Stuart Alterman, who was hired by the police union to represent the officers, said he believes the drugs caused White’s death, not the use of a police dog and other force in the March 31 incident.
“Phillip caused his own demise,” Alterman said. “And it’s unfortunate. And I think any reasonable person views this as a tragic circumstance. But it was not caused by the actions of the Vineland police officers.”
Vineland Police Chief Timothy Codispoti said Wednesday he could not comment on the preliminary toxicology report until the Cumberland County Prosecutor’s Office releases it. Prosecutor Jennifer Webb-McRae declined to say when that will happen or elaborate on the case.
Codispoti said, “What we’re interested in is the truth. That’s what we want, it’s what the family wants. We want the truth of what occurred here. That includes the actions of everyone involved.”
White’s family and a rights activist, citing witnesses, allege that the officers punched and beat White before he was placed in an ambulance for respiratory distress. They also point to a bystander’s cellphone video, which they say shows a police dog biting White, of Vineland, as he lies on the ground.
Police said they used the dog because White was reaching for one of the officers’ weapons.

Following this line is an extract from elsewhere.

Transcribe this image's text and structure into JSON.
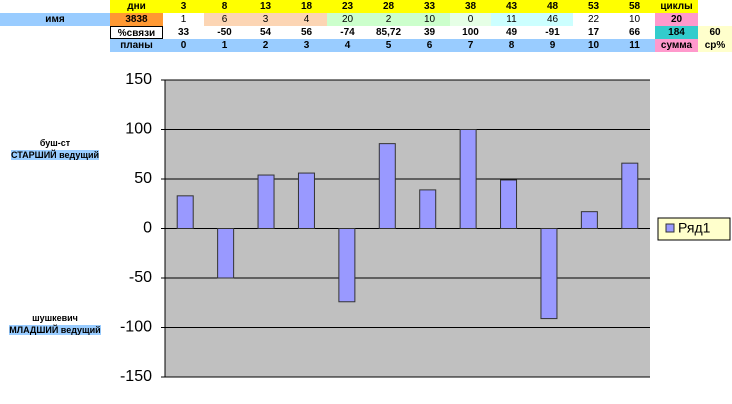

Walter Hudson, chairman of the Salem County-based civil rights group National Awareness Alliance, said that authorities were trying to demonize “the one who suffered the death or the injury, as opposed to the ones who implemented the inhuman acts.”
“Even if the autopsy reports come out with Mr. Phillip White being on PCP, whatever the case may be, he still did not deserve to die,” Hudson said.

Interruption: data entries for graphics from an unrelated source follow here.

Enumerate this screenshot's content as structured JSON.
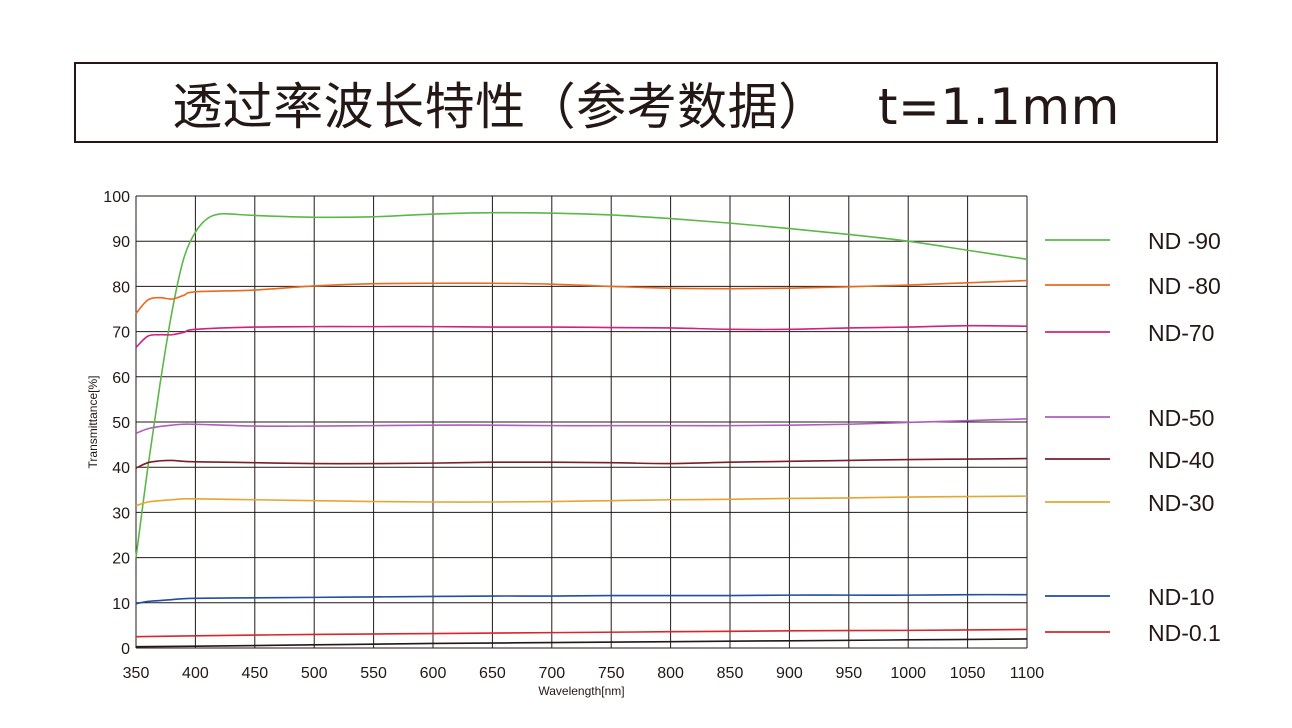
{
  "title": "透过率波长特性（参考数据）   t=1.1mm",
  "chart_data": {
    "type": "line",
    "xlabel": "Wavelength[nm]",
    "ylabel": "Transmittance[%]",
    "xlim": [
      350,
      1100
    ],
    "ylim": [
      0,
      100
    ],
    "xticks": [
      "350",
      "400",
      "450",
      "500",
      "550",
      "600",
      "650",
      "700",
      "750",
      "800",
      "850",
      "900",
      "950",
      "1000",
      "1050",
      "1100"
    ],
    "yticks": [
      "0",
      "10",
      "20",
      "30",
      "40",
      "50",
      "60",
      "70",
      "80",
      "90",
      "100"
    ],
    "grid": true,
    "legend_position": "right",
    "series": [
      {
        "name": "ND -90",
        "color": "#5bb848",
        "x": [
          350,
          360,
          370,
          380,
          390,
          400,
          410,
          420,
          430,
          450,
          500,
          550,
          600,
          650,
          700,
          750,
          800,
          850,
          900,
          950,
          1000,
          1050,
          1100
        ],
        "y": [
          20,
          40,
          58,
          74,
          86,
          92,
          95,
          96,
          96,
          95.7,
          95.3,
          95.4,
          96,
          96.3,
          96.2,
          95.8,
          95,
          94,
          92.8,
          91.5,
          90,
          88,
          86
        ]
      },
      {
        "name": "ND -80",
        "color": "#ea6a20",
        "x": [
          350,
          360,
          370,
          380,
          390,
          400,
          450,
          500,
          550,
          600,
          650,
          700,
          750,
          800,
          850,
          900,
          950,
          1000,
          1050,
          1100
        ],
        "y": [
          74,
          77,
          77.5,
          77.2,
          78,
          78.8,
          79.2,
          80.1,
          80.6,
          80.7,
          80.7,
          80.5,
          80,
          79.6,
          79.5,
          79.6,
          79.9,
          80.3,
          80.8,
          81.3
        ]
      },
      {
        "name": "ND-70",
        "color": "#d4207e",
        "x": [
          350,
          360,
          370,
          380,
          390,
          400,
          450,
          500,
          550,
          600,
          650,
          700,
          750,
          800,
          850,
          900,
          950,
          1000,
          1050,
          1100
        ],
        "y": [
          66.5,
          69,
          69.3,
          69.3,
          69.8,
          70.5,
          71,
          71.1,
          71.1,
          71.1,
          71,
          71,
          70.9,
          70.8,
          70.5,
          70.5,
          70.8,
          71,
          71.3,
          71.2
        ]
      },
      {
        "name": "ND-50",
        "color": "#b05cc0",
        "x": [
          350,
          360,
          370,
          380,
          390,
          400,
          450,
          500,
          550,
          600,
          650,
          700,
          750,
          800,
          850,
          900,
          950,
          1000,
          1050,
          1100
        ],
        "y": [
          47.5,
          48.5,
          49,
          49.3,
          49.5,
          49.5,
          49.1,
          49.1,
          49.2,
          49.3,
          49.3,
          49.2,
          49.2,
          49.2,
          49.2,
          49.3,
          49.5,
          49.9,
          50.3,
          50.7
        ]
      },
      {
        "name": "ND-40",
        "color": "#7a1e2a",
        "x": [
          350,
          360,
          370,
          380,
          390,
          400,
          450,
          500,
          550,
          600,
          650,
          700,
          750,
          800,
          850,
          900,
          950,
          1000,
          1050,
          1100
        ],
        "y": [
          39.8,
          41,
          41.4,
          41.5,
          41.3,
          41.2,
          41,
          40.8,
          40.8,
          40.9,
          41.1,
          41.1,
          41,
          40.8,
          41.1,
          41.3,
          41.5,
          41.7,
          41.8,
          41.9
        ]
      },
      {
        "name": "ND-30",
        "color": "#e6a532",
        "x": [
          350,
          360,
          370,
          380,
          390,
          400,
          450,
          500,
          550,
          600,
          650,
          700,
          750,
          800,
          850,
          900,
          950,
          1000,
          1050,
          1100
        ],
        "y": [
          31.5,
          32.3,
          32.6,
          32.8,
          33,
          33,
          32.8,
          32.6,
          32.4,
          32.3,
          32.3,
          32.4,
          32.6,
          32.8,
          32.9,
          33.1,
          33.2,
          33.4,
          33.5,
          33.6
        ]
      },
      {
        "name": "ND-10",
        "color": "#1f4ea3",
        "x": [
          350,
          360,
          370,
          380,
          390,
          400,
          450,
          500,
          550,
          600,
          650,
          700,
          750,
          800,
          850,
          900,
          950,
          1000,
          1050,
          1100
        ],
        "y": [
          9.8,
          10.3,
          10.5,
          10.7,
          10.9,
          11,
          11.1,
          11.2,
          11.3,
          11.4,
          11.5,
          11.5,
          11.6,
          11.6,
          11.6,
          11.7,
          11.7,
          11.7,
          11.8,
          11.8
        ]
      },
      {
        "name": "ND-0.1",
        "color": "#d9262a",
        "x": [
          350,
          400,
          500,
          600,
          700,
          800,
          900,
          1000,
          1100
        ],
        "y": [
          2.5,
          2.7,
          3,
          3.2,
          3.4,
          3.6,
          3.8,
          3.9,
          4.1
        ]
      },
      {
        "name": "",
        "color": "#231815",
        "x": [
          350,
          400,
          500,
          600,
          700,
          800,
          900,
          1000,
          1100
        ],
        "y": [
          0.3,
          0.4,
          0.7,
          1,
          1.2,
          1.4,
          1.6,
          1.8,
          2
        ]
      }
    ]
  }
}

The withholding of the officers’ names drew attention Monday from the hacking group Anonymous, which threatened to attack the Vineland police department’s website and expose the names if they were not released by the following day.
Tuesday afternoon, the hacker group posted online the names, addresses, and phone numbers of two of the officers, Louis Platania and Jeffrey Travaline. Later in the day, Chief Codispoti confirmed the names and that of a third officer, Rich Janasiak.
Janasiak and Platania have been placed on administrative leave, which is standard procedure in death cases. Travaline was only providing assistance, Codispoti said.
On Wednesday, Codispoti said the prosecutor’s office had asked him to initially withhold the officers’ names, and that the threat by Anonymous had nothing to do with releasing them. He said the department was planning to do so when it posted the recording of the 911 call and police dispatches from the incident, which it did Tuesday afternoon.
In the 911 call, a man told dispatchers of White, “He’s screaming, I don’t know what the hell’s wrong with him.”
A few minutes later, one of the responding officers was recorded yelling, “Reaching for my gun!” before White was handcuffed.
White became unresponsive while inside the ambulance. Autopsy results are pending.